FWIW, due to other instrumentation issues I've started doing a larger noinstr
cleanup on arm64 which should address this, as fixing this properly involves
also modifying a bunch of underlying helpers (e.g. preempt_count()).
I can Cc you when sending that out, if you'd like? That'll probably be in the
new year.
Thanks,
Mark.
On Fri, 9 Dec 2022 11:16:34 +0000
Mark Rutland <[email protected]> wrote:
> On Tue, Dec 06, 2022 at 09:41:37AM +0900, Masami Hiramatsu wrote:
> > On Fri, 2 Dec 2022 13:17:30 +0000
> > Mark Rutland <[email protected]> wrote:
> > > I had a go at testing this patch, and it fixes the crash with the reproducer
> > > above, but there are plenty of other instances in stacktrace.c that lead to the
> > > same sort of crash, e.g.
> > >
> > > # echo p stackinfo_get_task >> ${TRACEFS}/kprobe_events
> > > # echo 1 > ${TRACEFS}/events/kprobes/enable
> >
> > Oops, thanks for pointing!

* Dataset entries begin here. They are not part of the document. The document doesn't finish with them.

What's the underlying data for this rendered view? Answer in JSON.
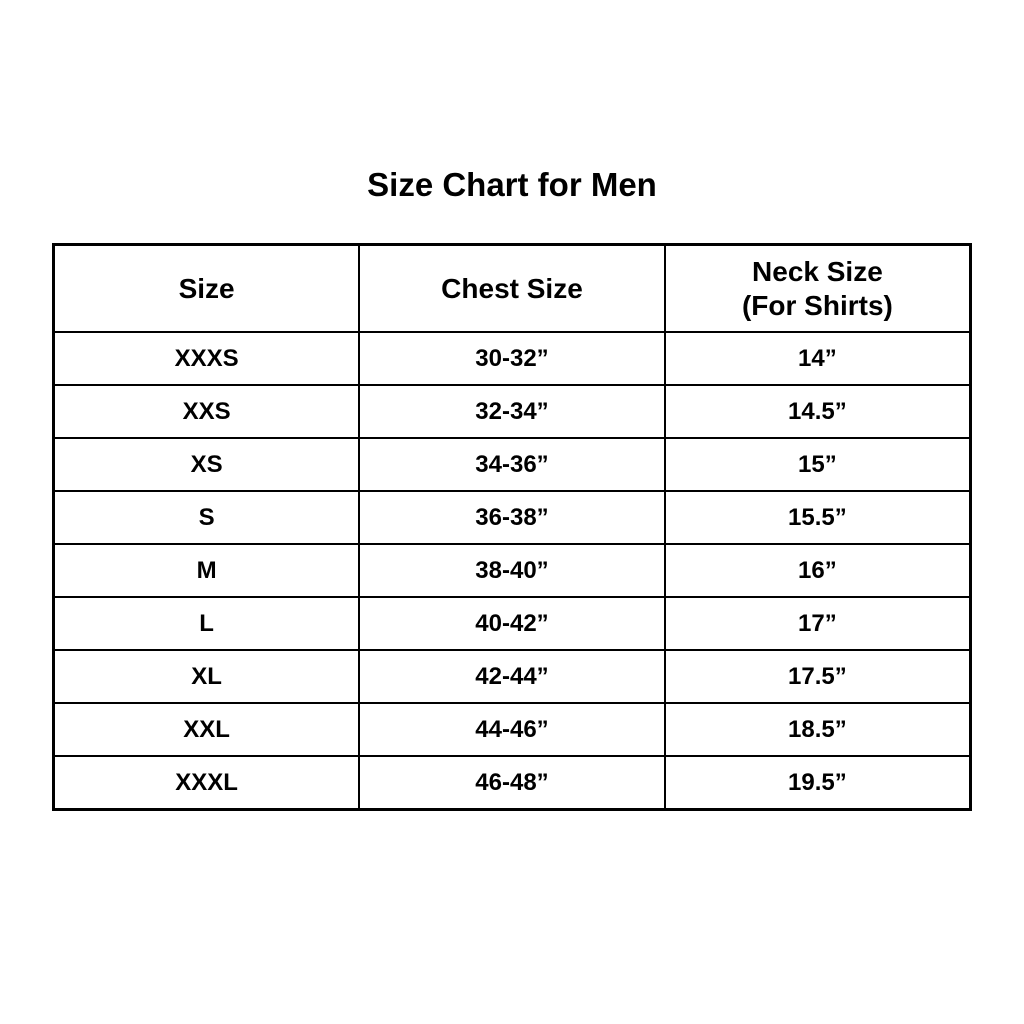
{
  "chart_data": {
    "type": "table",
    "title": "Size Chart for Men",
    "columns": [
      "Size",
      "Chest Size",
      "Neck Size (For Shirts)"
    ],
    "header_lines": {
      "col3_line1": "Neck Size",
      "col3_line2": "(For Shirts)"
    },
    "rows": [
      {
        "size": "XXXS",
        "chest": "30-32”",
        "neck": "14”"
      },
      {
        "size": "XXS",
        "chest": "32-34”",
        "neck": "14.5”"
      },
      {
        "size": "XS",
        "chest": "34-36”",
        "neck": "15”"
      },
      {
        "size": "S",
        "chest": "36-38”",
        "neck": "15.5”"
      },
      {
        "size": "M",
        "chest": "38-40”",
        "neck": "16”"
      },
      {
        "size": "L",
        "chest": "40-42”",
        "neck": "17”"
      },
      {
        "size": "XL",
        "chest": "42-44”",
        "neck": "17.5”"
      },
      {
        "size": "XXL",
        "chest": "44-46”",
        "neck": "18.5”"
      },
      {
        "size": "XXXL",
        "chest": "46-48”",
        "neck": "19.5”"
      }
    ],
    "colors": {
      "background": "#ffffff",
      "text": "#000000",
      "border": "#000000"
    },
    "layout": {
      "grid": true,
      "column_count": 3,
      "row_count": 9
    }
  }
}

Hmm, I thought stackinfo_get_task() is an
> > inlined function usually. Maybe we should make it nokprobe_inline.
> > But this is just one case. I need to scan all symbols to trace...
>
> FWIW, due to other instrumentation issues I've started doing a larger noinstr
> cleanup on arm64 which should address this, as fixing this properly involves
> also modifying a bunch of underlying helpers (e.g. preempt_count()).
>
> I can Cc you when sending that out, if you'd like? That'll probably be in the
> new year.
Thanks Mark, yes, I'm interested in that work.
Until that, I'll finish making a script for testing kprobes widely on
kernel symbols.
Thank you,
>
> Thanks,
> Mark.
--
Masami Hiramatsu (Google) <[email protected]>